JAKARTA - Pengadilan di Kenya telah membekukan lebih dari 40 juta dolar AS rekening milik raksasa pembayaran yang berfokus di Afrika, Flutterwave. Pembekuan ini dilakukan di bawah undang-undang anti pencucian uang negara itu.
Didirikan pada tahun 2016 di Nigeria, perusahaan yang berkantor pusat di San Francisco, ini memiliki spesialisasi usaha dalam transfer individu dan konsumen. Mereka adalah salah satu dari beberapa perusahaan fintech yang memfasilitasi dan memanfaatkan pasar pembayaran Afrika yang sedang berkembang pesat.
Awal tahun ini, perusahaan tersebut mengumpulkan 250 juta dolar AS (374 miliar), yang membuat startup ini memiliki nilai lebih dari 3 miliar dolar AS (Rp 44,8 triliun).
Badan Pemulihan Aset Kenya meminta dan akhirnya diberikan perintah oleh Pengadilan Tinggi untuk membekukan beberapa rekening di tiga bank milik Flutterwave Payment Technology Ltd yang terdaftar di Kenya.

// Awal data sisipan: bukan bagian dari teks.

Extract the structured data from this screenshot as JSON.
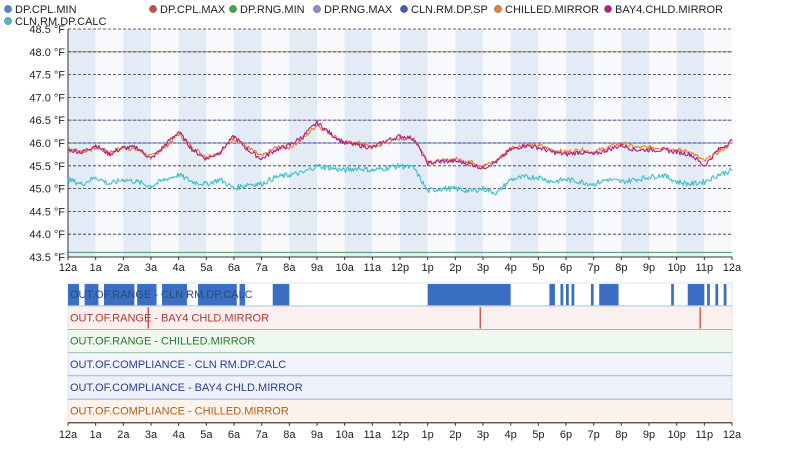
{
  "chart_data": [
    {
      "type": "line",
      "title": "",
      "xlabel": "",
      "ylabel": "",
      "x_ticks": [
        "12a",
        "1a",
        "2a",
        "3a",
        "4a",
        "5a",
        "6a",
        "7a",
        "8a",
        "9a",
        "10a",
        "11a",
        "12p",
        "1p",
        "2p",
        "3p",
        "4p",
        "5p",
        "6p",
        "7p",
        "8p",
        "9p",
        "10p",
        "11p",
        "12a"
      ],
      "x_range_hours": [
        0,
        24
      ],
      "y_ticks": [
        "43.5 °F",
        "44.0 °F",
        "44.5 °F",
        "45.0 °F",
        "45.5 °F",
        "46.0 °F",
        "46.5 °F",
        "47.0 °F",
        "47.5 °F",
        "48.0 °F",
        "48.5 °F"
      ],
      "ylim": [
        43.5,
        48.5
      ],
      "grid": true,
      "legend_position": "top",
      "limit_lines": [
        {
          "name": "DP.CPL.MIN",
          "color": "#3b7ccf",
          "value": 43.6
        },
        {
          "name": "DP.CPL.MAX",
          "color": "#c0392b",
          "value": 48.0
        },
        {
          "name": "DP.RNG.MIN",
          "color": "#2ca02c",
          "value": 43.6
        },
        {
          "name": "DP.RNG.MAX",
          "color": "#8e6fc0",
          "value": 46.5
        },
        {
          "name": "CLN.RM.DP.SP",
          "color": "#3b4fbf",
          "value": 46.0
        }
      ],
      "series": [
        {
          "name": "DP.CPL.MIN",
          "color": "#4a86c8"
        },
        {
          "name": "DP.CPL.MAX",
          "color": "#cf4b3b"
        },
        {
          "name": "DP.RNG.MIN",
          "color": "#3aa83a"
        },
        {
          "name": "DP.RNG.MAX",
          "color": "#9f82cf"
        },
        {
          "name": "CLN.RM.DP.SP",
          "color": "#4558c8"
        },
        {
          "name": "CHILLED.MIRROR",
          "color": "#e8812a",
          "x": [
            0,
            0.5,
            1,
            1.5,
            2,
            2.5,
            3,
            3.5,
            4,
            4.5,
            5,
            5.5,
            6,
            6.5,
            7,
            7.5,
            8,
            8.5,
            9,
            9.5,
            10,
            10.5,
            11,
            11.5,
            12,
            12.5,
            13,
            13.5,
            14,
            14.5,
            15,
            15.5,
            16,
            16.5,
            17,
            17.5,
            18,
            18.5,
            19,
            19.5,
            20,
            20.5,
            21,
            21.5,
            22,
            22.5,
            23,
            23.5,
            24
          ],
          "values": [
            45.9,
            45.8,
            45.9,
            45.8,
            45.9,
            45.85,
            45.7,
            45.9,
            46.2,
            45.9,
            45.7,
            45.8,
            46.1,
            45.9,
            45.7,
            45.9,
            45.9,
            46.1,
            46.4,
            46.2,
            46.0,
            46.0,
            45.9,
            46.0,
            46.1,
            46.1,
            45.6,
            45.6,
            45.65,
            45.6,
            45.5,
            45.6,
            45.9,
            45.95,
            45.95,
            45.85,
            45.8,
            45.85,
            45.8,
            45.9,
            46.0,
            45.9,
            45.9,
            45.9,
            45.85,
            45.8,
            45.6,
            45.8,
            46.0
          ]
        },
        {
          "name": "BAY4.CHLD.MIRROR",
          "color": "#b0208a",
          "x": [
            0,
            0.5,
            1,
            1.5,
            2,
            2.5,
            3,
            3.5,
            4,
            4.5,
            5,
            5.5,
            6,
            6.5,
            7,
            7.5,
            8,
            8.5,
            9,
            9.5,
            10,
            10.5,
            11,
            11.5,
            12,
            12.5,
            13,
            13.5,
            14,
            14.5,
            15,
            15.5,
            16,
            16.5,
            17,
            17.5,
            18,
            18.5,
            19,
            19.5,
            20,
            20.5,
            21,
            21.5,
            22,
            22.5,
            23,
            23.5,
            24
          ],
          "values": [
            45.85,
            45.8,
            45.95,
            45.75,
            45.9,
            45.9,
            45.65,
            45.95,
            46.25,
            45.85,
            45.65,
            45.8,
            46.15,
            45.85,
            45.65,
            45.85,
            45.95,
            46.15,
            46.45,
            46.2,
            46.0,
            45.95,
            45.9,
            46.05,
            46.15,
            46.1,
            45.55,
            45.6,
            45.6,
            45.55,
            45.45,
            45.6,
            45.85,
            45.95,
            45.9,
            45.8,
            45.75,
            45.8,
            45.75,
            45.85,
            45.95,
            45.85,
            45.85,
            45.85,
            45.8,
            45.75,
            45.5,
            45.85,
            46.05
          ]
        },
        {
          "name": "CLN.RM.DP.CALC",
          "color": "#3cc0cc",
          "x": [
            0,
            0.5,
            1,
            1.5,
            2,
            2.5,
            3,
            3.5,
            4,
            4.5,
            5,
            5.5,
            6,
            6.5,
            7,
            7.5,
            8,
            8.5,
            9,
            9.5,
            10,
            10.5,
            11,
            11.5,
            12,
            12.5,
            13,
            13.5,
            14,
            14.5,
            15,
            15.5,
            16,
            16.5,
            17,
            17.5,
            18,
            18.5,
            19,
            19.5,
            20,
            20.5,
            21,
            21.5,
            22,
            22.5,
            23,
            23.5,
            24
          ],
          "values": [
            45.2,
            45.1,
            45.25,
            45.1,
            45.2,
            45.15,
            45.05,
            45.2,
            45.3,
            45.15,
            45.1,
            45.2,
            45.0,
            45.1,
            45.1,
            45.25,
            45.3,
            45.35,
            45.5,
            45.45,
            45.4,
            45.45,
            45.4,
            45.45,
            45.5,
            45.45,
            44.95,
            45.0,
            45.0,
            44.95,
            45.0,
            44.9,
            45.2,
            45.25,
            45.25,
            45.15,
            45.2,
            45.15,
            45.1,
            45.2,
            45.15,
            45.2,
            45.25,
            45.3,
            45.15,
            45.1,
            45.15,
            45.3,
            45.4
          ]
        }
      ]
    },
    {
      "type": "timeline",
      "x_ticks": [
        "12a",
        "1a",
        "2a",
        "3a",
        "4a",
        "5a",
        "6a",
        "7a",
        "8a",
        "9a",
        "10a",
        "11a",
        "12p",
        "1p",
        "2p",
        "3p",
        "4p",
        "5p",
        "6p",
        "7p",
        "8p",
        "9p",
        "10p",
        "11p",
        "12a"
      ],
      "x_range_hours": [
        0,
        24
      ],
      "rows": [
        {
          "label": "OUT.OF.RANGE - CLN RM.DP.CALC",
          "color": "#3b6fc4",
          "bg": "#ffffff",
          "line": "#3b6fc4",
          "text_color": "#2d4a7a",
          "segments": [
            [
              0,
              0.4
            ],
            [
              0.6,
              1.1
            ],
            [
              1.3,
              2.4
            ],
            [
              2.5,
              3.2
            ],
            [
              3.4,
              4.3
            ],
            [
              4.7,
              6.1
            ],
            [
              6.2,
              6.4
            ],
            [
              7.4,
              8.0
            ],
            [
              13.0,
              16.0
            ],
            [
              17.4,
              17.6
            ],
            [
              17.8,
              17.9
            ],
            [
              18.0,
              18.1
            ],
            [
              18.2,
              18.3
            ],
            [
              18.9,
              19.0
            ],
            [
              19.2,
              19.9
            ],
            [
              21.8,
              21.9
            ],
            [
              22.4,
              23.0
            ],
            [
              23.1,
              23.2
            ],
            [
              23.4,
              23.5
            ],
            [
              23.7,
              23.8
            ]
          ]
        },
        {
          "label": "OUT.OF.RANGE - BAY4 CHLD.MIRROR",
          "color": "#c0392b",
          "bg": "#fbf0f0",
          "line": "#c0392b",
          "text_color": "#b03a2e",
          "segments": [
            [
              2.9,
              2.92
            ],
            [
              14.9,
              14.92
            ],
            [
              22.85,
              22.87
            ]
          ]
        },
        {
          "label": "OUT.OF.RANGE - CHILLED.MIRROR",
          "color": "#2ca02c",
          "bg": "#eef8ee",
          "line": "#2ca02c",
          "text_color": "#2a7d2a",
          "segments": []
        },
        {
          "label": "OUT.OF.COMPLIANCE - CLN RM.DP.CALC",
          "color": "#3b4fbf",
          "bg": "#f1f4fb",
          "line": "#3b4fbf",
          "text_color": "#2d3f8a",
          "segments": []
        },
        {
          "label": "OUT.OF.COMPLIANCE - BAY4 CHLD.MIRROR",
          "color": "#3b4fbf",
          "bg": "#eef1fa",
          "line": "#3b4fbf",
          "text_color": "#2d3f8a",
          "segments": []
        },
        {
          "label": "OUT.OF.COMPLIANCE - CHILLED.MIRROR",
          "color": "#e8812a",
          "bg": "#fbf3ec",
          "line": "#e8812a",
          "text_color": "#b0601e",
          "segments": []
        }
      ]
    }
  ]
}
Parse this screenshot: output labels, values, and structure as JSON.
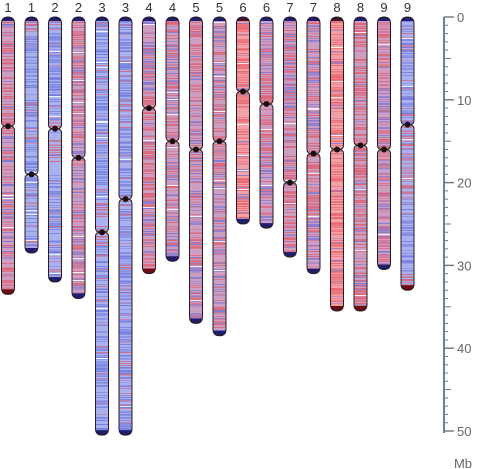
{
  "colors": {
    "red_band": "#e8414a",
    "blue_band": "#5562d8",
    "red_base": "#f2a1a6",
    "blue_base": "#a9b2ee",
    "mixed_base": "#cc9fc2",
    "outline": "#2a1a22",
    "cap_blue": "#1e1e6e",
    "cap_dark": "#3a1530",
    "cap_red": "#6a0e12",
    "axis": "#6f7f8f"
  },
  "axis": {
    "unit": "Mb",
    "max": 50,
    "ticks": [
      {
        "value": 0,
        "label": "0"
      },
      {
        "value": 10,
        "label": "10"
      },
      {
        "value": 20,
        "label": "20"
      },
      {
        "value": 30,
        "label": "30"
      },
      {
        "value": 40,
        "label": "40"
      },
      {
        "value": 50,
        "label": "50"
      }
    ]
  },
  "chromosomes": [
    {
      "label": "1",
      "length": 33.5,
      "centromere": 13.2,
      "base": "mixed",
      "red_top": [
        0,
        14
      ],
      "red_tail": 4
    },
    {
      "label": "1",
      "length": 28.5,
      "centromere": 19.0,
      "base": "blue",
      "red_top": [
        0,
        2
      ],
      "red_tail": 0
    },
    {
      "label": "2",
      "length": 32.0,
      "centromere": 13.5,
      "base": "blue",
      "red_top": [
        12,
        17
      ],
      "red_tail": 0
    },
    {
      "label": "2",
      "length": 34.0,
      "centromere": 17.0,
      "base": "mixed",
      "red_top": [
        0,
        3
      ],
      "red_tail": 0
    },
    {
      "label": "3",
      "length": 50.5,
      "centromere": 26.0,
      "base": "blue",
      "red_top": [
        22,
        27
      ],
      "red_tail": 0
    },
    {
      "label": "3",
      "length": 50.5,
      "centromere": 22.0,
      "base": "blue",
      "red_top": [
        0,
        0
      ],
      "red_tail": 0
    },
    {
      "label": "4",
      "length": 31.0,
      "centromere": 11.0,
      "base": "mixed",
      "red_top": [
        9,
        22
      ],
      "red_tail": 2.5
    },
    {
      "label": "4",
      "length": 29.5,
      "centromere": 15.0,
      "base": "mixed",
      "red_top": [
        12,
        17
      ],
      "red_tail": 0
    },
    {
      "label": "5",
      "length": 37.0,
      "centromere": 16.0,
      "base": "mixed",
      "red_top": [
        0,
        10
      ],
      "red_tail": 0
    },
    {
      "label": "5",
      "length": 38.5,
      "centromere": 15.0,
      "base": "mixed",
      "red_top": [
        10,
        20
      ],
      "red_tail": 0
    },
    {
      "label": "6",
      "length": 25.0,
      "centromere": 9.0,
      "base": "red",
      "red_top": [
        0,
        13
      ],
      "red_tail": 0
    },
    {
      "label": "6",
      "length": 25.5,
      "centromere": 10.5,
      "base": "mixed",
      "red_top": [
        7,
        14
      ],
      "red_tail": 0
    },
    {
      "label": "7",
      "length": 29.0,
      "centromere": 20.0,
      "base": "mixed",
      "red_top": [
        16,
        29
      ],
      "red_tail": 0
    },
    {
      "label": "7",
      "length": 31.0,
      "centromere": 16.5,
      "base": "mixed",
      "red_top": [
        13,
        24
      ],
      "red_tail": 0
    },
    {
      "label": "8",
      "length": 35.5,
      "centromere": 16.0,
      "base": "red",
      "red_top": [
        0,
        36
      ],
      "red_tail": 2.5
    },
    {
      "label": "8",
      "length": 35.5,
      "centromere": 15.5,
      "base": "mixed",
      "red_top": [
        0,
        25
      ],
      "red_tail": 2.5
    },
    {
      "label": "9",
      "length": 30.5,
      "centromere": 16.0,
      "base": "mixed",
      "red_top": [
        0,
        8
      ],
      "red_tail": 0
    },
    {
      "label": "9",
      "length": 33.0,
      "centromere": 13.0,
      "base": "blue",
      "red_top": [
        13,
        22
      ],
      "red_tail": 2
    }
  ]
}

Flutterwave mengonfirmasi kepada Reuters bahwa mereka adalah pemilik perusahaan tersebut. Mereka juga membuat pernyataan terpisah bahwa klaim ketidakwajaran keuangan di Kenya itu "sepenuhnya salah".
BACA JUGA:
Perintah pengadilan, tertanggal 1 Juli, menghentikan Flutterwave dari transaksi apa pun dari lebih dari selusin akun dengan tiga bank, yang menyimpan 43 juta dalam dolar , sterling, euro, dan shilling Kenya.
"Perintah ini akan berlaku untuk jangka waktu 90 hari sebagaimana diatur dalam bagian 84 dari Hasil Kejahatan dan Undang-Undang Anti Pencucian Uang," kata Hakim, Esther Maina, dalam putusan yang menunggu sidang penuh dan perintah akhir di kemudian hari.
Flutterwave membantah tuduhan itu dan mengatakan operasinya diaudit secara teratur dan terus melibatkan badan pengatur untuk tetap patuh.